Faute inexcusable et indemnisation du déficit fonctionnel permanent
La rente ou l'indemnité en capital versée à la victime d'un accident du travail ou d'une maladie professionnelle n’a pas pour objet d’indemniser le déficit fonctionnel permanent. En cas de faute inexcusable de son employeur, la victime peut donc lui demander également la réparation de ce préjudice.
Date du texte : 16 mai 2024
Cass. Civ. 2e, 16 mai 2024, n°22-23.314
Un salarié, victime d’un accident du travail, demande la reconnaissance de la faute inexcusable de son employeur ainsi que l’indemnisation du déficit fonctionnel permanent causé par l’accident.

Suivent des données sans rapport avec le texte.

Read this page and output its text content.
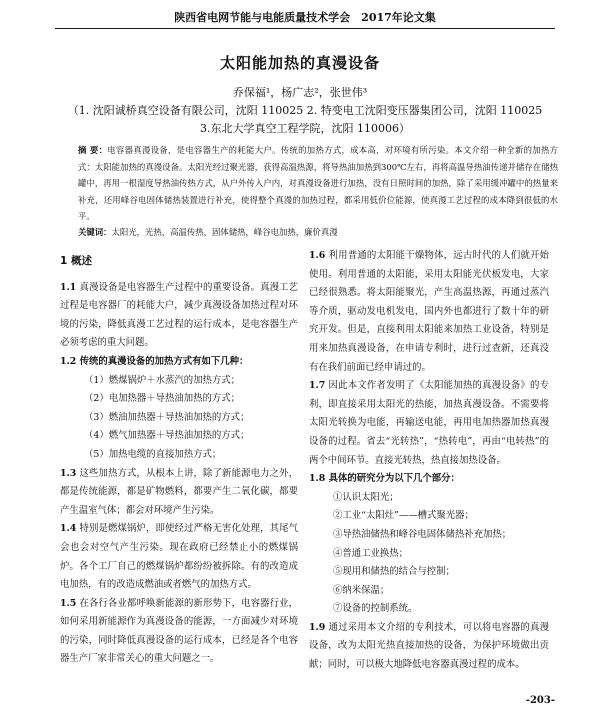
陕西省电网节能与电能质量技术学会　2017年论文集
太阳能加热的真漫设备
乔保福¹，杨广志²，张世伟³
（1. 沈阳诚桥真空设备有限公司，沈阳 110025 2. 特变电工沈阳变压器集团公司，沈阳 110025
3.东北大学真空工程学院，沈阳 110006）
摘 要：电容器真漫设备，是电容器生产的耗能大户。传统的加热方式，成本高，对环境有所污染。本文介绍一种全新的加热方式：太阳能加热的真漫设备。太阳光经过聚光器，获得高温热源，将导热油加热到300℃左右，再将高温导热油传递并储存在储热罐中，再用一根湿度导热油传热方式，从户外传入户内，对真漫设备进行加热，没有日照时间的加热，除了采用缓冲罐中的热量来补充，还用峰谷电固体储热装置进行补充，使得整个真漫的加热过程，都采用低价位能源，使真漫工艺过程的成本降到很低的水平。
关键词：太阳光，光热，高温传热，固体储热，峰谷电加热，廉价真漫
1 概述

1.1 真漫设备是电容器生产过程中的重要设备。真漫工艺过程是电容器厂的耗能大户，减少真漫设备加热过程对环境的污染，降低真漫工艺过程的运行成本，是电容器生产必须考虑的重大问题。

1.2 传统的真漫设备的加热方式有如下几种：

（1）燃煤锅炉＋水蒸汽的加热方式；

（2）电加热器＋导热油加热的方式；

（3）燃油加热器＋导热油加热的方式；

（4）燃气加热器＋导热油加热的方式；

（5）加热电缆的直接加热方式；

1.3 这些加热方式，从根本上讲，除了新能源电力之外，都是传统能源，都是矿物燃料，都要产生二氧化碳，都要产生温室气体；都会对环境产生污染。

1.4 特别是燃煤锅炉，即使经过严格无害化处理，其尾气会也会对空气产生污染。现在政府已经禁止小的燃煤锅炉。各个工厂自己的燃煤锅炉都纷纷被拆除。有的改造成电加热，有的改造成燃油或者燃气的加热方式。

1.5 在各行各业都呼唤新能源的新形势下，电容器行业，如何采用新能源作为真漫设备的能源，一方面减少对环境的污染，同时降低真漫设备的运行成本，已经是各个电容器生产厂家非常关心的重大问题之一。

1.6 利用普通的太阳能干燥物体，远古时代的人们就开始使用。利用普通的太阳能，采用太阳能光伏板发电，大家已经很熟悉。将太阳能聚光，产生高温热源，再通过蒸汽等介质，驱动发电机发电，国内外也都进行了数十年的研究开发。但是，直接利用太阳能来加热工业设备，特别是用来加热真漫设备，在申请专利时，进行过查新，还真没有在我们前面已经申请过的。

1.7 因此本文作者发明了《太阳能加热的真漫设备》的专利，即直接采用太阳光的热能，加热真漫设备。不需要将太阳光转换为电能，再输送电能，再用电加热器加热真漫设备的过程。省去“光转热”，“热转电”，再由“电转热”的两个中间环节。直接光转热，热直接加热设备。

1.8 具体的研究分为以下几个部分：

①认识太阳光；

②工业“太阳灶”——槽式聚光器；

③导热油储热和峰谷电固体储热补充加热；

④普通工业换热；

⑤现用和储热的结合与控制；

⑥纳米保温；

⑦设备的控制系统。

1.9 通过采用本文介绍的专利技术，可以将电容器的真漫设备，改为太阳光热直接加热的设备，为保护环境做出贡献；同时，可以极大地降低电容器真漫过程的成本。

-203-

La cour d’appel rejette la demande d’indemnisation du salarié au motif que ce préjudice serait déjà compris dans la rente qui lui est versée au titre de son accident de travail. Elle considère en effet que cette rente indemnise les pertes de gains professionnels, l'incidence professionnelle de l'incapacité ainsi que le déficit fonctionnel permanent.
La Cour de cassation casse et annule l’arrêt de la cour d’appel.
La Cour de cassation rappelle que la rente ou l'indemnité en capital versée à la victime d'un accident du travail (AT) ou d’une maladie professionnelle (MP) ne répare pas le déficit fonctionnel permanent.
En effet, en cas de faute inexcusable de l’employeur, le salarié victime d’un AT/MP a le droit de demander à celui-ci la réparation du préjudice causé par les souffrances physiques et morales endurées, de ses préjudices esthétiques et d'agrément, ainsi que celle du préjudice résultant de la perte ou de la diminution de ses possibilités de promotion professionnelle.
Cette réparation est indépendante et distincte de la majoration de la rente (versée lorsque la victime est atteinte d’une incapacité permanente d’au moins 10 %) que la victime perçoit lorsque la faute inexcusable de l’employeur est reconnue.
Cet arrêt s’inscrit pleinement dans le revirement de jurisprudence opéré par la Cour de cassation dans son arrêt du 20 janvier 2023. Désormais, les victimes d’un AT/MP consolidé peuvent percevoir, en complément de leur rente, une indemnité distincte, correspondant aux souffrances physiques et morales (déficit fonctionnel permanent) dès lors que la faute inexcusable de leur employeur est reconnue.